Former New York Assembly Speaker Silver dies in prison
Silver became speaker in February 1994, becoming one of the most powerful officials in the state.
Sheldon Silver, a Democratic politician from Manhattan who served more than 20 years as the speaker of the New York State Assembly before being convicted on federal corruption charges, died Monday at the age of 77.
A spokesperson for the Federal Bureau of Prisons confirmed to The Center Square Silver died at the Nashoba Valley Medical Center in Ayer, Mass., located between Worcester and Nashua, N.H.
Silver was in custody at the Devens Federal Medical Center in Ayer. He was serving a six-and-a-half-year sentence after being convicted in 2018 on four counts of mail fraud, extortion and engaging in monetary transactions involving criminal proceeds.
He was sentenced in July 2020 and also fined $1 million. His scheduled release date was March 10, 2026.
Described in court documents as “the hardware store owner’s son that never left the Lower East Side,” Silver served in the state legislature for more than 38 years, winning his first election in 1976.
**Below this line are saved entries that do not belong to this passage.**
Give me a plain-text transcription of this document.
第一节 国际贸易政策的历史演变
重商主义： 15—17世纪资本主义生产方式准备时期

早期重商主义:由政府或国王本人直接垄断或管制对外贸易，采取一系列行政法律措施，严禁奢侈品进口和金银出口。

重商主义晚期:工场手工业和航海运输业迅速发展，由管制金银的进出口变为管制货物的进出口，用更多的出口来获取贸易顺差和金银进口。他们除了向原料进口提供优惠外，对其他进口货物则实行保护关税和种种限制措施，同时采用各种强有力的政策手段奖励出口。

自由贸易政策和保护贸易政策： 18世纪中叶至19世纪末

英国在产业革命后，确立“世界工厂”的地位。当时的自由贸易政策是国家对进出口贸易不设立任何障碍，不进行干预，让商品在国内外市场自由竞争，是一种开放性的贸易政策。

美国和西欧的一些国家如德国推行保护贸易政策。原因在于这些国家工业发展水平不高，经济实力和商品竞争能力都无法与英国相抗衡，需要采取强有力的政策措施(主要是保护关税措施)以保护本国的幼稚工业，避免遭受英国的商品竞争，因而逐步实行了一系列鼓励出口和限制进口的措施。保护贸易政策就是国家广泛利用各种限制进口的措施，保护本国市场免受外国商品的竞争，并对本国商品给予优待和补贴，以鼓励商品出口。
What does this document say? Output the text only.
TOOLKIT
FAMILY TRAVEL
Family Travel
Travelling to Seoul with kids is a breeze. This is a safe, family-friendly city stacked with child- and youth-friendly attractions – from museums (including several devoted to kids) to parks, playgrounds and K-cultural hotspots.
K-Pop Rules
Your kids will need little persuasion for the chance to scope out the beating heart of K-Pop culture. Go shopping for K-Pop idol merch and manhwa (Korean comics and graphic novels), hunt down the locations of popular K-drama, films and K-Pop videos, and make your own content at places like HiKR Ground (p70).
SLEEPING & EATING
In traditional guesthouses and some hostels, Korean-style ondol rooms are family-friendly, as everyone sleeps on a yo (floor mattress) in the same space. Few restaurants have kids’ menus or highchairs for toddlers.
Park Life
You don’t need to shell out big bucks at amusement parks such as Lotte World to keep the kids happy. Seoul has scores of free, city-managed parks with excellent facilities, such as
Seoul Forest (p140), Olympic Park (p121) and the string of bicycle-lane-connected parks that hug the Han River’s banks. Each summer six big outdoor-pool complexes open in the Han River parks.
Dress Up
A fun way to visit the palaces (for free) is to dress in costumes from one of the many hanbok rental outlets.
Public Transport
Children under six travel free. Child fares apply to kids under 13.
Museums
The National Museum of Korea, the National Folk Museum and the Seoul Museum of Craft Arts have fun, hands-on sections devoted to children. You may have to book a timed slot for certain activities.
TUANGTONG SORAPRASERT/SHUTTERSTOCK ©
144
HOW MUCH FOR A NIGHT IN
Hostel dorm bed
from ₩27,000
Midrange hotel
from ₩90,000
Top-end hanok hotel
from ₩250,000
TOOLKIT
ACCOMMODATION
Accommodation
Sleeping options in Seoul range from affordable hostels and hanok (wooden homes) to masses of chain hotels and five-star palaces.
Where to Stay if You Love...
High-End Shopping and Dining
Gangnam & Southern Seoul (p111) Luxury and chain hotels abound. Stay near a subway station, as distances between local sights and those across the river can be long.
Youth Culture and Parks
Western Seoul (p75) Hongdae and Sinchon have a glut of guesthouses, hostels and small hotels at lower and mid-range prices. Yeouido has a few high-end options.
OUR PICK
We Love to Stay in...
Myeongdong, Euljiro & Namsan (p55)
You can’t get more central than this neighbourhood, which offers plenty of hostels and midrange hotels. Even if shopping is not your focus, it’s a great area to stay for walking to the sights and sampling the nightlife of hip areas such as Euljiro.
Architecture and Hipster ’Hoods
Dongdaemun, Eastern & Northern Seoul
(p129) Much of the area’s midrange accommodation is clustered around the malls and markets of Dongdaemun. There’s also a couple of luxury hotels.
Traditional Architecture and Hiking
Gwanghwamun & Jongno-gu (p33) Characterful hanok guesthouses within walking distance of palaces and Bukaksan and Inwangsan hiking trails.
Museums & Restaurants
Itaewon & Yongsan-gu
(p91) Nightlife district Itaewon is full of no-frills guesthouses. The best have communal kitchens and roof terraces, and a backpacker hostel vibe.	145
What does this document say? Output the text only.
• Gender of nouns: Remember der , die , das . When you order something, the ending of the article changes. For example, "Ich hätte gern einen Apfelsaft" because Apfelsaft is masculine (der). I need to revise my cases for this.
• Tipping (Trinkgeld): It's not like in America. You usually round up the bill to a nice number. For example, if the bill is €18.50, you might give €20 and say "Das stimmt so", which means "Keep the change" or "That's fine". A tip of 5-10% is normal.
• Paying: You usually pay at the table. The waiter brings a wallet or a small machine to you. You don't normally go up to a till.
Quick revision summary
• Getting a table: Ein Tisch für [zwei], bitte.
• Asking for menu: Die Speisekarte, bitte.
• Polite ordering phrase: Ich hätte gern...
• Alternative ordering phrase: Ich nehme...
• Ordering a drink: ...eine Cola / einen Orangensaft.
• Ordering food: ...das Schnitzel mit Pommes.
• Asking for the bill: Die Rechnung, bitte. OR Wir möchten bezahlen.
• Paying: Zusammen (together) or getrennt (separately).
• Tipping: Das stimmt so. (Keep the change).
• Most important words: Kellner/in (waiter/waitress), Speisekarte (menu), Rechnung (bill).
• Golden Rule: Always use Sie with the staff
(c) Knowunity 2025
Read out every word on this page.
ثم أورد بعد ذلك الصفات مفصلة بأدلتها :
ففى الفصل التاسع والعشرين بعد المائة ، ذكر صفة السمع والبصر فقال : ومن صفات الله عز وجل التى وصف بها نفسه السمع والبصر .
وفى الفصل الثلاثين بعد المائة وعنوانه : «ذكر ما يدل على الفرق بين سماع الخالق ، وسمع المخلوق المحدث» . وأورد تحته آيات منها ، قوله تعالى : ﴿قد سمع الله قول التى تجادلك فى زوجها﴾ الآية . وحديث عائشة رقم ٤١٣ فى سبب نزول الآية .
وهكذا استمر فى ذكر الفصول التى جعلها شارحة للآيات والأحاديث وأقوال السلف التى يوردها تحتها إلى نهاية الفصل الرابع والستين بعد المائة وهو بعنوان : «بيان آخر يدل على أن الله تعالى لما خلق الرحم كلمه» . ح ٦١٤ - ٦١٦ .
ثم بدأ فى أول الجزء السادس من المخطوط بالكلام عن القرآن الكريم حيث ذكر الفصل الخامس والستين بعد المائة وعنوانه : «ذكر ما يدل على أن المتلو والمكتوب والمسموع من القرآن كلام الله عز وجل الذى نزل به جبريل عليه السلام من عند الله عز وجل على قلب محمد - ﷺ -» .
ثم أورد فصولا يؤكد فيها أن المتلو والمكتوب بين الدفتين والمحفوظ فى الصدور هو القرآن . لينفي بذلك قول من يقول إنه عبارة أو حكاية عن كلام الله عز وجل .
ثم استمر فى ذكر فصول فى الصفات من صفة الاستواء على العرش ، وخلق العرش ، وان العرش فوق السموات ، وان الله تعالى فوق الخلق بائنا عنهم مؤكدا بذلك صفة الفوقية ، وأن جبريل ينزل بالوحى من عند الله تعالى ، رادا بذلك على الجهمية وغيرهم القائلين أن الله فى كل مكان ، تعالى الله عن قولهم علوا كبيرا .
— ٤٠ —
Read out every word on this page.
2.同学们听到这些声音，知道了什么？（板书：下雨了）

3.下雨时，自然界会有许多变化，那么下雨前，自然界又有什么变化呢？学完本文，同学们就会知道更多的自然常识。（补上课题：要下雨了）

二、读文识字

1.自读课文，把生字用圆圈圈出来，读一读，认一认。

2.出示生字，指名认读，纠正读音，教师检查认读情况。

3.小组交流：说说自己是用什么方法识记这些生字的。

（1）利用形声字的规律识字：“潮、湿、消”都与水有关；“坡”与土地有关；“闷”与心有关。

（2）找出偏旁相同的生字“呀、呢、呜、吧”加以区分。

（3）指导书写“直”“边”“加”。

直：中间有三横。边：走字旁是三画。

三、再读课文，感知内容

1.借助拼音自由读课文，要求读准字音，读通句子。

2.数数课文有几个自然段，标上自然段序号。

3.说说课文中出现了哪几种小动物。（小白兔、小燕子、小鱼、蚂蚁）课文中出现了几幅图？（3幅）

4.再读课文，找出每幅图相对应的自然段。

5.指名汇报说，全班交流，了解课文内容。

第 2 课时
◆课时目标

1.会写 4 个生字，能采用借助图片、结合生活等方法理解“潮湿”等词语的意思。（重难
He became speaker in February 1994, becoming one of the most powerful officials in the state, often working with the governor and the Senate majority leader on agreements regarding legislation.
Silver served in that role until he stepped down in February 2015, just days after he was arrested by federal authorities on charges he took $4 million in illicit payments from developers and a cancer researcher.
He stayed in the legislature until he was first convicted in a federal court in November 2015. He appealed that verdict and got it overturned, but federal authorities retried the case.
An appeal of the second conviction was unsuccessful. In January 2021, the U.S. Supreme Court denied his petition.
With COVID-19 breaking out as the second appeal continued, Silver and his legal team fought to keep him out of prison.
“As an obese, 76-year-old man with a history of cancer, chronic kidney disease, and other health ailments, Mr. Silver is among those most at risk of dying from COVID-19. It does not appear this risk will abate any time soon,” his defense team wrote in a June 2020 sentencing memo. “A vaccine is likely more than a year away, and perhaps much longer. A term of incarceration would substantially increase Mr. Silver’s risk of infection.”
The Bureau of Prisons does not reveal information related to the cause of death for any inmate, spokesperson Randilee Giamusso told The Center Square in an email.
“The official cause of death is determined by the medical examiner and not the Bureau of Prisons,” Giamusso added.
In May 2021, The New York Times reported that Silver was furloughed for two days as he sought to serve the remainder of his sentence from his home under federal COVID guidelines. He returned to custody after that request was denied.